Apple employees straightening Apple Watch band displays.

Image source: Apple.

Apple: $14.2 billion

Finally, it's that "fruit company" everyone's come to know and love, Apple (AAPL -0.60%). Had Apple not so aggressively repurchased its own stock in recent years, it would probably top this list by a few billion dollars. But since its share count has been reduced through buybacks, it's "only" paying out $14.2 billion in dividends each year.

Similar to Microsoft and AT&T, there's simply no concern about Apple making good on its dividend commitments.
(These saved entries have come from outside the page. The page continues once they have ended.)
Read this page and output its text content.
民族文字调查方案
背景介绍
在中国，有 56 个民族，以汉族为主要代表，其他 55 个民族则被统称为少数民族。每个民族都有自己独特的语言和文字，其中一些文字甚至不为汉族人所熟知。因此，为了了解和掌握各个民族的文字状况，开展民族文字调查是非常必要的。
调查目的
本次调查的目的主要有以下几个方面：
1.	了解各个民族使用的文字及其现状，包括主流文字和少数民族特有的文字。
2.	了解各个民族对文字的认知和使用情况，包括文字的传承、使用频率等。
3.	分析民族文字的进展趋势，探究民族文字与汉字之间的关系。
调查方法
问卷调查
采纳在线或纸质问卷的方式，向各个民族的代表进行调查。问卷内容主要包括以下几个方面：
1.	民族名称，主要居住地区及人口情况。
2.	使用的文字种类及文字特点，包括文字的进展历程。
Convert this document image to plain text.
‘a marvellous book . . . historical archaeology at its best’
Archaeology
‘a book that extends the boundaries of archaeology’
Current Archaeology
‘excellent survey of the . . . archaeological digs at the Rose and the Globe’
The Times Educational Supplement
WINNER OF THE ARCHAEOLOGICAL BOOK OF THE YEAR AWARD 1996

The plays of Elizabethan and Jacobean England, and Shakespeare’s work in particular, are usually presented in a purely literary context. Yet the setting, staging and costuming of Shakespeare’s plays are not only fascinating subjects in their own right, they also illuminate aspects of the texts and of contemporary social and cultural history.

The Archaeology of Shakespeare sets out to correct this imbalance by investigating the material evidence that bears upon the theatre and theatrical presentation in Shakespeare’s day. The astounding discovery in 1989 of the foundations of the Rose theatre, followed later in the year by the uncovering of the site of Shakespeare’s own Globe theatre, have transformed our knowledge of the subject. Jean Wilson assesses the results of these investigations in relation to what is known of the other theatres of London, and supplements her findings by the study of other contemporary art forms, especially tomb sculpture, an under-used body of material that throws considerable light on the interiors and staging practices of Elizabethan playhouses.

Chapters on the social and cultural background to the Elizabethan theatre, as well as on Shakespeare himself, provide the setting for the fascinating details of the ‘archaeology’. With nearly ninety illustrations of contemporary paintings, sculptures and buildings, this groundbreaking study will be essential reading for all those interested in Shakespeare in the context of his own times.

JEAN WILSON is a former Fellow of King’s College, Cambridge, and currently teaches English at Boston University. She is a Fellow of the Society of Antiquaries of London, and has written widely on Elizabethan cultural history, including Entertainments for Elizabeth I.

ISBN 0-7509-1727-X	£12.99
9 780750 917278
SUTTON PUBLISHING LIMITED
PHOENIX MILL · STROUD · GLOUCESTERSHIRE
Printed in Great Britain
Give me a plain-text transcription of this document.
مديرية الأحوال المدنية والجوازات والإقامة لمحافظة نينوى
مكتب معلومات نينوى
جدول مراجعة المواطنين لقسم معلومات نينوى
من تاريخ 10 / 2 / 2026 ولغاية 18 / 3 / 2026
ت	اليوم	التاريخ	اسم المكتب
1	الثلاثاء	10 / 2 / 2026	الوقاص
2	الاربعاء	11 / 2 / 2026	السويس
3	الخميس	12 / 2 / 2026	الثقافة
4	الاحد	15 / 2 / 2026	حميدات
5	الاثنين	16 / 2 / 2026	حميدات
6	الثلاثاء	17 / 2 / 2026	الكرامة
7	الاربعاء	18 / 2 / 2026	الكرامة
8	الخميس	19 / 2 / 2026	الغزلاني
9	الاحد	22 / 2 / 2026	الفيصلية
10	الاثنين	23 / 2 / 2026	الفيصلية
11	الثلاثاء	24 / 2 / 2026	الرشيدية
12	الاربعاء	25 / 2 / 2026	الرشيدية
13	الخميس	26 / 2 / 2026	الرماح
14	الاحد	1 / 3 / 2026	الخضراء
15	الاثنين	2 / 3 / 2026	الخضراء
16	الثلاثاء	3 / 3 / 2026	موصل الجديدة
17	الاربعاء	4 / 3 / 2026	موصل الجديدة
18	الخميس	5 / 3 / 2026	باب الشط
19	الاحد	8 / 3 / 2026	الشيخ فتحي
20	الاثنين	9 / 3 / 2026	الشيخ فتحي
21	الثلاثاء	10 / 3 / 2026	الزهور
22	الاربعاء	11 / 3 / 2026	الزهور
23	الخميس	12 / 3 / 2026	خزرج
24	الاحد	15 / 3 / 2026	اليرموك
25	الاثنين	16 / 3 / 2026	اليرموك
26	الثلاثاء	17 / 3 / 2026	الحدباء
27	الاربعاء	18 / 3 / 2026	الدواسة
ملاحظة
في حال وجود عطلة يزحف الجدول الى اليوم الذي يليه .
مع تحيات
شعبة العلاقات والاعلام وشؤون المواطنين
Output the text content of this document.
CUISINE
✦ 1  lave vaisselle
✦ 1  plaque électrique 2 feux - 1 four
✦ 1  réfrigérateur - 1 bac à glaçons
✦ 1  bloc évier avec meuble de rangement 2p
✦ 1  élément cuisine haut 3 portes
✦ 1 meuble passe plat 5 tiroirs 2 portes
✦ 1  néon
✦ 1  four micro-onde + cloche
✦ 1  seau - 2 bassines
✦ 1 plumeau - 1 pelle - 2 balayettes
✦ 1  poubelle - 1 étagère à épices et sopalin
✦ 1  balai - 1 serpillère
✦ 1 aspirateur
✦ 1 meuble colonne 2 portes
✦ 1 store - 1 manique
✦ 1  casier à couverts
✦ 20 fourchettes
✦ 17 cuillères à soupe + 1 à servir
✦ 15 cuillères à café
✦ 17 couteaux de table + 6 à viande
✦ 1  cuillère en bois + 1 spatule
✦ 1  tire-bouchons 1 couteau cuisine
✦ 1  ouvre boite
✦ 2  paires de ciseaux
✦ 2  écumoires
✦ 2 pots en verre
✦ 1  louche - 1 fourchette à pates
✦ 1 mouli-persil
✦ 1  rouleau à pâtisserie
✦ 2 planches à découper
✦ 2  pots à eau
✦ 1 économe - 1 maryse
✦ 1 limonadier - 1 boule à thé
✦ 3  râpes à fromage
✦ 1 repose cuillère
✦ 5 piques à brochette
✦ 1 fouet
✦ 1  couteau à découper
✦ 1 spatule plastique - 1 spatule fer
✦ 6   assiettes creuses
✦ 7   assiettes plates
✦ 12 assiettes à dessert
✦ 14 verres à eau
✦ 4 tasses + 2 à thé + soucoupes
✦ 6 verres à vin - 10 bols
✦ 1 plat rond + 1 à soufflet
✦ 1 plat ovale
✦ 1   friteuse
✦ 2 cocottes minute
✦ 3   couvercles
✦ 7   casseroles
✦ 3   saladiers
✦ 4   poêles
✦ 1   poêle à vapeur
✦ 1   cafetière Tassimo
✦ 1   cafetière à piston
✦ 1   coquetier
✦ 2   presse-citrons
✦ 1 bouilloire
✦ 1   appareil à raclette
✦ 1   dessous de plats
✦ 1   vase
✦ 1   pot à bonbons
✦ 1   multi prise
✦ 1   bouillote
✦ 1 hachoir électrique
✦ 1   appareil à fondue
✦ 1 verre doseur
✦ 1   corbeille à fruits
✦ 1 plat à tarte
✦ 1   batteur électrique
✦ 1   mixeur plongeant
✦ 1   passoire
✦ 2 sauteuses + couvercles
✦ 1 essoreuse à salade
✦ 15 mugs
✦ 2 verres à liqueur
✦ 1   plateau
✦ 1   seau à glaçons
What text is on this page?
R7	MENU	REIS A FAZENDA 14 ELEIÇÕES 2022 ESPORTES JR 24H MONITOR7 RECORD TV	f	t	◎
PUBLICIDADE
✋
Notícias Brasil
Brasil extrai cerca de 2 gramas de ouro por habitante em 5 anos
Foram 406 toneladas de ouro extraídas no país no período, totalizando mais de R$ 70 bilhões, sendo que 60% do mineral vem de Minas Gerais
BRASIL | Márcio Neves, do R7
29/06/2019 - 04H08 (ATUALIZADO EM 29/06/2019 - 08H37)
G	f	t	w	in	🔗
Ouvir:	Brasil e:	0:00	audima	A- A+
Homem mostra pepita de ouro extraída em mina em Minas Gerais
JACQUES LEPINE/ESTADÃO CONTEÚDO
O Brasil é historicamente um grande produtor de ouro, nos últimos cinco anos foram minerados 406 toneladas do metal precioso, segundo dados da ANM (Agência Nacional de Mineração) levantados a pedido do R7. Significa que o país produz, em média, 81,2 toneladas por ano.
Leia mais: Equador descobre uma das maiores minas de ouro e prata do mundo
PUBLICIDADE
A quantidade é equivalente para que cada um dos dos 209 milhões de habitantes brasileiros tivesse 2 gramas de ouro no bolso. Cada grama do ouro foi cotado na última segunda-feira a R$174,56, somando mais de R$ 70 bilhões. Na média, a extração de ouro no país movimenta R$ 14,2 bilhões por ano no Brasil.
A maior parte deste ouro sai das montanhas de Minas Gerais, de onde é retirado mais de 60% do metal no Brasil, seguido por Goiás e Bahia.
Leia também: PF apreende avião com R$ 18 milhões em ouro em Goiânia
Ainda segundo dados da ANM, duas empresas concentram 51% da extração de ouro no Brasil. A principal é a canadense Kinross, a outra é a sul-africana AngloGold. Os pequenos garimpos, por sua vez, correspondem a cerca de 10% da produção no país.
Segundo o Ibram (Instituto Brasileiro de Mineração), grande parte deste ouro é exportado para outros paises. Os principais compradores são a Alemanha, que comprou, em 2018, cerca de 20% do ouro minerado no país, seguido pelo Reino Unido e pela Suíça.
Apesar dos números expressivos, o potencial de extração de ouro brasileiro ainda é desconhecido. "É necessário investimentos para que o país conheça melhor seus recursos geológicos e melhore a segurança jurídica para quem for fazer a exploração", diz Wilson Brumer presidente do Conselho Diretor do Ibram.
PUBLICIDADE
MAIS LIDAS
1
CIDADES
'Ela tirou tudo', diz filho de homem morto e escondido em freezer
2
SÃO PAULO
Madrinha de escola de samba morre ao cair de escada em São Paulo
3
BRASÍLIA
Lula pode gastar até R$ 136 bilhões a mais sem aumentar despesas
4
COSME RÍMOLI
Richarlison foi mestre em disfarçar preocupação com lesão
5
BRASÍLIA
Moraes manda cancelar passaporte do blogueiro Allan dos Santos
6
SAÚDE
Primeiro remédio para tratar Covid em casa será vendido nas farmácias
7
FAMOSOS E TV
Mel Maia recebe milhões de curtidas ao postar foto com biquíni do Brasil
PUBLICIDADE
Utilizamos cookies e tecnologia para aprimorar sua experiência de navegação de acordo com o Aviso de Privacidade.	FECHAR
Apple has $94 billion in cash and marketable securities that it can easily access and was able to generate a whopping $75.4 billion in operating cash flow over the trailing 12-month period. Apple is a money machine, and this $14.2 billion payout is hardly worth raising an eyebrow over for CEO Tim Cook and the company's board of directors.

What makes Apple tick is its combination of brand appeal and innovation. Consumers will seemingly line up around the block to get their hands on the company's latest smartphone and other devices. This cult-like following, combined with Tim Cook's desire to see Apple transform into a wearables and services model, is what'll keep the growth needle pointed in the right direction.